One of the hot trends in Library Science literature is to write about the needs of the various generations using the library. Some of them discuss the special needs of retirees (understandable), grade school students (of course) and high school students (again, a nature group to focus on), but more and more articles have moved away from the specific needs of these groups to frame the discussion in terms of generations. There are the Baby Boomers (my parents), Gen X (myself and my siblings, well, I thought my sisters were Gen X as we're 2 and 4 years apart in the mid 70s) and this new generations (Gen Y or the Millennials). This Friday the librarians for the School of Management ordered the American Generations series which included:

What I find interesting is that the New Strategist has put the demarcation of generations right on the birth year of my family's middle child. According to this series I am a different generation from my sisters and anyone else who started school after I was in third grade.

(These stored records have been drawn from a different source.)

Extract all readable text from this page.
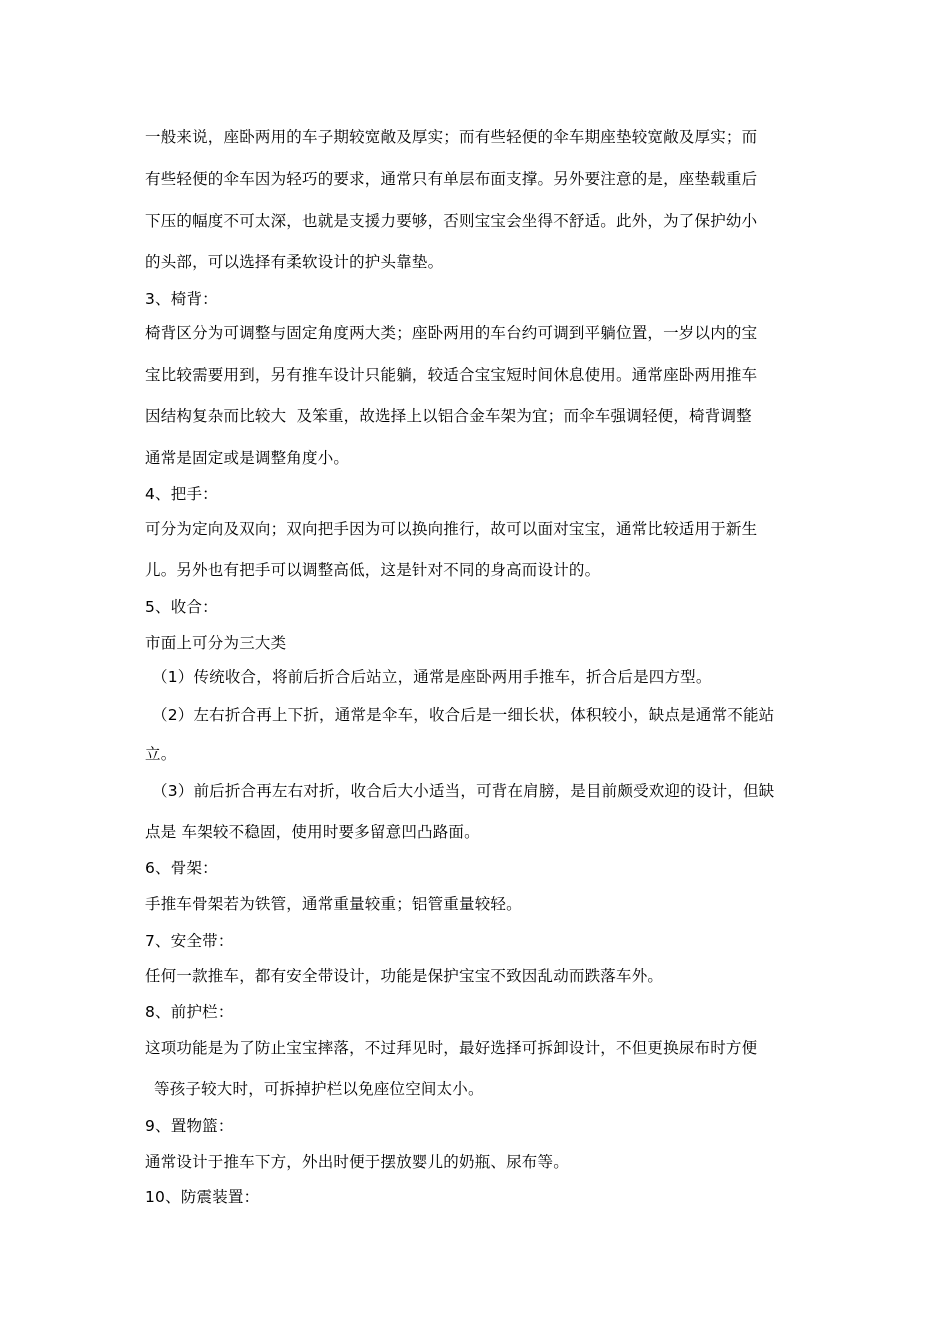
一般来说，座卧两用的车子期较宽敞及厚实；而有些轻便的伞车期座垫较宽敞及厚实；而

有些轻便的伞车因为轻巧的要求，通常只有单层布面支撑。另外要注意的是，座垫载重后

下压的幅度不可太深，也就是支援力要够，否则宝宝会坐得不舒适。此外，为了保护幼小

的头部，可以选择有柔软设计的护头靠垫。

3、椅背：

椅背区分为可调整与固定角度两大类；座卧两用的车台约可调到平躺位置，一岁以内的宝

宝比较需要用到，另有推车设计只能躺，较适合宝宝短时间休息使用。通常座卧两用推车

因结构复杂而比较大  及笨重，故选择上以铝合金车架为宜；而伞车强调轻便，椅背调整

通常是固定或是调整角度小。

4、把手：

可分为定向及双向；双向把手因为可以换向推行，故可以面对宝宝，通常比较适用于新生

儿。另外也有把手可以调整高低，这是针对不同的身高而设计的。

5、收合：

市面上可分为三大类

（1）传统收合，将前后折合后站立，通常是座卧两用手推车，折合后是四方型。

（2）左右折合再上下折，通常是伞车，收合后是一细长状，体积较小，缺点是通常不能站

立。

（3）前后折合再左右对折，收合后大小适当，可背在肩膀，是目前颇受欢迎的设计，但缺

点是 车架较不稳固，使用时要多留意凹凸路面。

6、骨架：

手推车骨架若为铁管，通常重量较重；铝管重量较轻。

7、安全带：

任何一款推车，都有安全带设计，功能是保护宝宝不致因乱动而跌落车外。

8、前护栏：

这项功能是为了防止宝宝摔落，不过拜见时，最好选择可拆卸设计，不但更换尿布时方便

等孩子较大时，可拆掉护栏以免座位空间太小。

9、置物篮：

通常设计于推车下方，外出时便于摆放婴儿的奶瓶、尿布等。

10、防震装置：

I understand that generations are for statistical and marketing purposes and really have no bearing on reality, but I think cutting the generation so fine really proves how outdated our thinking about age groups has become. In some ways I have a lot more in common with those born in the mid 80s than those in the mid 60s, but marketers see me as the same core audience as someone who may have been a baby or toddler at Woodstock.

The good news is that I can complain about these new Millennials with their computers and e-mail and ignorance of news from newspapers with my boss all the while texting with those same Millennials about the Baby Boomer manager who whines about how it's so hard to use a photocopier (because he's old and this is new-fangled technology, not because, you know, copiers tend to be confusing and counter-intuitive for everyone).